A principal difference between (some) state courts and our federal courts is that, in Massachusetts and a handful of other states, the highest court of the state may render advisory opinions — in contrast to the U.S. Supreme Court which is bound by the U.S. Constitution, Article 3, Section 2, to hear only “cases or controversies.” For example, in a fairly recent development, the Massachusetts Senate requested an opinion on the constitutionality of a law that would grant civil union status but not marriage status. The court replied on February 3, 2004, beginning with the following language:
Under Part II, c. 3, art. 2, of the Constitution of the Commonwealth, as amended by art. 85 of the Amendments, “[e]ach branch of the legislature, as well as the governor or the council, shall have authority to require the opinions of the justices of the supreme judicial court, upon important questions of law, and upon solemn occasions.” “[A] solemn occasion exists ‘when the Governor or either branch of the Legislature, having some action in view, has serious doubts as to their power and authority to take such action, under the Constitution, or under existing statutes.’” Answer of the Justices, 364 Mass. 838, 844 (1973), quoting Answer of the Justices, 148 Mass. 623, 626 (1889). The pending bill involves an important question of law and the Senate has indicated “grave doubt” as to its constitutionality. We therefore address the question…

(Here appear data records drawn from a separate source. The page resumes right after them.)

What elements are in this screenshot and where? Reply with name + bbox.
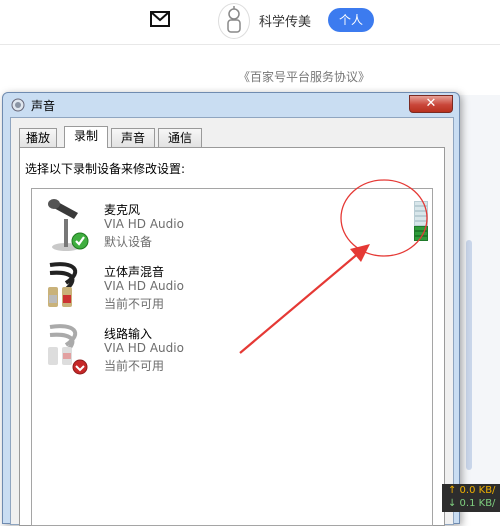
device-name: 麦克风 [104,203,141,217]
mail-icon[interactable] [150,11,170,27]
stereo-cable-icon [48,262,78,307]
device-microphone[interactable]: 麦克风 VIA HD Audio 默认设备 [32,195,430,257]
background-scrollbar[interactable] [466,240,472,470]
upload-speed: ↑ 0.0 KB/ [448,485,496,496]
dialog-client: 播放 录制 声音 通信 选择以下录制设备来修改设置: 麦克风 VIA HD Au… [10,117,454,526]
network-monitor: ↑ 0.0 KB/ ↓ 0.1 KB/ [442,484,500,512]
personal-button[interactable]: 个人 [328,8,374,32]
download-speed: ↓ 0.1 KB/ [448,498,496,509]
line-in-cable-icon [48,324,88,375]
speaker-icon [11,98,25,112]
device-status: 当前不可用 [104,359,165,373]
tab-recording[interactable]: 录制 [64,126,108,148]
microphone-icon [48,199,89,251]
level-segment [414,236,428,241]
device-line-in[interactable]: 线路输入 VIA HD Audio 当前不可用 [32,319,430,381]
tab-sounds[interactable]: 声音 [111,128,155,147]
close-button[interactable]: ✕ [409,95,453,113]
service-agreement-link[interactable]: 《百家号平台服务协议》 [238,68,370,85]
device-driver: VIA HD Audio [104,279,184,293]
site-header: 科学传美 个人 [0,0,500,45]
instruction-text: 选择以下录制设备来修改设置: [25,162,186,176]
avatar[interactable] [218,3,250,39]
level-meter [414,201,428,241]
device-name: 线路输入 [104,327,153,341]
tab-playback[interactable]: 播放 [19,128,57,147]
username[interactable]: 科学传美 [259,11,311,30]
disconnected-badge-icon [72,359,88,375]
device-status: 当前不可用 [104,297,165,311]
device-list: 麦克风 VIA HD Audio 默认设备 立体声混音 VIA HD Audio… [31,188,433,526]
device-status: 默认设备 [104,235,153,249]
dialog-title: 声音 [31,99,56,113]
tab-communications[interactable]: 通信 [158,128,202,147]
dialog-titlebar[interactable]: 声音 ✕ [3,93,459,117]
device-driver: VIA HD Audio [104,341,184,355]
device-driver: VIA HD Audio [104,217,184,231]
sound-dialog: 声音 ✕ 播放 录制 声音 通信 选择以下录制设备来修改设置: 麦克风 VIA … [2,92,460,526]
background-scroll-area [458,95,500,512]
device-name: 立体声混音 [104,265,165,279]
avatar-robot-icon [227,6,241,33]
device-stereo-mix[interactable]: 立体声混音 VIA HD Audio 当前不可用 [32,257,430,319]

Another salient difference obtains in Vermont, a state which employs lay judges (more properly, “assistant judges”) according to its 1791 constitution.
There is a current, and recurring, debate over whether state judges should be elected or, as with all federal judges, appointed. Retired Supreme Court Justice Sandra Day O’Connor is campaigning for an end in the states to popular elections of judges. (In South Carolina, the legislature elects judges.) At the same time, voters in Iowa exercised their franchise in November 2010 to turn out three of their Supreme Court judges. And we’ve just seen what happened in Wisconsin.
A foreign friend once remarked that the 50 states are all alike. No, they aren’t. When we address the “state of the Union” we ought to refer to the vibrancy of our 50 states.
James M. Thunder is a Washington, D.C. attorney.